Kategorie: Fachversorgung/-beratung

Wiener Schmerznetz – Schmerzzentren

Projekt Details

Hintergrund

In Österreich gibt es – im Unterschied zu anderen europäischen Ländern – bis heute kein fächerübergreifendes, abgestuftes extramurales Behandlungsangebot für chronische Schmerzpatient*innen innerhalb der Regelversorgung. Die Folge davon sind Fehl-, Unter- und Überversorgung, die zu Versorgungslücken und Behandlungsbrüchen, langen Krankheitsverläufen und hohen Kosten für das Gesundheits- und Sozialsystem führen (Mayer et al. PLOS One 2020: The societal costs of chronic pain and its determinants: The case of Austria | PLOS ONE).
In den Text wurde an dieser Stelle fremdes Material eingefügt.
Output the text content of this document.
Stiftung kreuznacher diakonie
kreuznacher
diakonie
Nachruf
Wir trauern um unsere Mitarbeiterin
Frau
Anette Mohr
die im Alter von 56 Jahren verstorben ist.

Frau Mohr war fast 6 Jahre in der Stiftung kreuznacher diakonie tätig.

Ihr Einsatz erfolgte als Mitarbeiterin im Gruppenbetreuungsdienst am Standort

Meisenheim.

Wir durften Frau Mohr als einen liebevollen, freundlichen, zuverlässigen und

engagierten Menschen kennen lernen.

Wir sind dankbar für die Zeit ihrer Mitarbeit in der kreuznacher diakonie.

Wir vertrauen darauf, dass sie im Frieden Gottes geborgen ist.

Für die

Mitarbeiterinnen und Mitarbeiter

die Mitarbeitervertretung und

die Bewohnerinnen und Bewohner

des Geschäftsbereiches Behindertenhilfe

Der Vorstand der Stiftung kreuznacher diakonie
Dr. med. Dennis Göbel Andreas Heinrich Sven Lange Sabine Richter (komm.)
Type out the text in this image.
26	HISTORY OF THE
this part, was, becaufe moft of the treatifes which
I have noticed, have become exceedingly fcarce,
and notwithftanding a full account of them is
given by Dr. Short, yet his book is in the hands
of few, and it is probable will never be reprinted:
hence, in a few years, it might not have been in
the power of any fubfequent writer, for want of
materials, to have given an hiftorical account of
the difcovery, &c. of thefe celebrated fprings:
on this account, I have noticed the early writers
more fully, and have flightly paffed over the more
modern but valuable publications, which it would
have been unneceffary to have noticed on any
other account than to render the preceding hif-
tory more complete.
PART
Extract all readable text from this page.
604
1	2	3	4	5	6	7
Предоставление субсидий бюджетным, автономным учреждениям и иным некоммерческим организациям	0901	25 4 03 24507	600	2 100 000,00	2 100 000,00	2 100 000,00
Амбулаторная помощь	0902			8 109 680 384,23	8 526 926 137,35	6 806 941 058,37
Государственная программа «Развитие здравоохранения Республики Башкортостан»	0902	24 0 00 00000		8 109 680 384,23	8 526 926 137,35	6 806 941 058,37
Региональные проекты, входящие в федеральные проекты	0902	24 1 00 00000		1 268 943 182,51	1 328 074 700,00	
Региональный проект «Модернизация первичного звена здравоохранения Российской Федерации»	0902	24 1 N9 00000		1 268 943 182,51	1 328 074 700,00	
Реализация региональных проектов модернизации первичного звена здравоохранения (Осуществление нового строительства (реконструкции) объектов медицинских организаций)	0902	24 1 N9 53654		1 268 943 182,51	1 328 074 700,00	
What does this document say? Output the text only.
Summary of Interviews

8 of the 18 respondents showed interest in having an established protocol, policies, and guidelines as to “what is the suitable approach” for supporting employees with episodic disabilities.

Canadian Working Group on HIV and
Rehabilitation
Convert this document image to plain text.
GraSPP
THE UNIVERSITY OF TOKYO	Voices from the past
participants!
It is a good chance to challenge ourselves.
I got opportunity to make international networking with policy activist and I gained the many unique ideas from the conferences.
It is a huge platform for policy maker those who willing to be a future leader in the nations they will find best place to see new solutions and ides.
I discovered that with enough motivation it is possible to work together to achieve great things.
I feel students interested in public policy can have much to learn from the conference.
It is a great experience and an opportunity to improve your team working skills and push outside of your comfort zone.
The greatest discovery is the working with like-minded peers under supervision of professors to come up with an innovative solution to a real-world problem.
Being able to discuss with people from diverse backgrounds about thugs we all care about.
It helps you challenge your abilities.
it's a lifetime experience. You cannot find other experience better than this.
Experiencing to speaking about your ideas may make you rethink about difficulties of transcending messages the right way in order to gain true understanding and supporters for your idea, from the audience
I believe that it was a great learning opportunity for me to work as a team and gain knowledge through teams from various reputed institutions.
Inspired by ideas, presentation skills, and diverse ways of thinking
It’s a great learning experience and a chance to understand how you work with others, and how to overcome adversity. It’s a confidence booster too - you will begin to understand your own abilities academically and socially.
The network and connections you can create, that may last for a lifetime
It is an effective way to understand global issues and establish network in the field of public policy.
In Folge dessen kommt es oft zu einer Fehlversorgung von Schmerzpatient*innen mit starker Fokussierung auf die somatischen Krankheitsfaktoren. Psychosoziale Schmerzfaktoren bleiben aufgrund von Zeitmangel sowie fehlenden Behandlungs- und Abrechnungsmöglichkeiten meistens unberücksichtigt. Medikamente, invasive Verfahren und Operationen allein bringen jedoch meist nicht den gewünschten Erfolg.

Ziele

  • Flächendeckender Auf- und Ausbau von niederschwelligen extramuralen Versorgungsangeboten
  • Kontinuierliche Behandlung von chronischen Schmerzpatient*innen
  • Wartezeiten zu verkürzen und die Spitalsambulanzen zu entlasten

Umsetzung

In der Wiener Landeszielsteuerung wurde der Grundsatzbeschluss gefasst, dass in Wien drei Schmerzzentren etabliert werden sollen (zwei interdisziplinäre Schmerzzentren und ein Zentrum für multimodale Schmerztherapie speziell für RückenschmerzpatientInnen).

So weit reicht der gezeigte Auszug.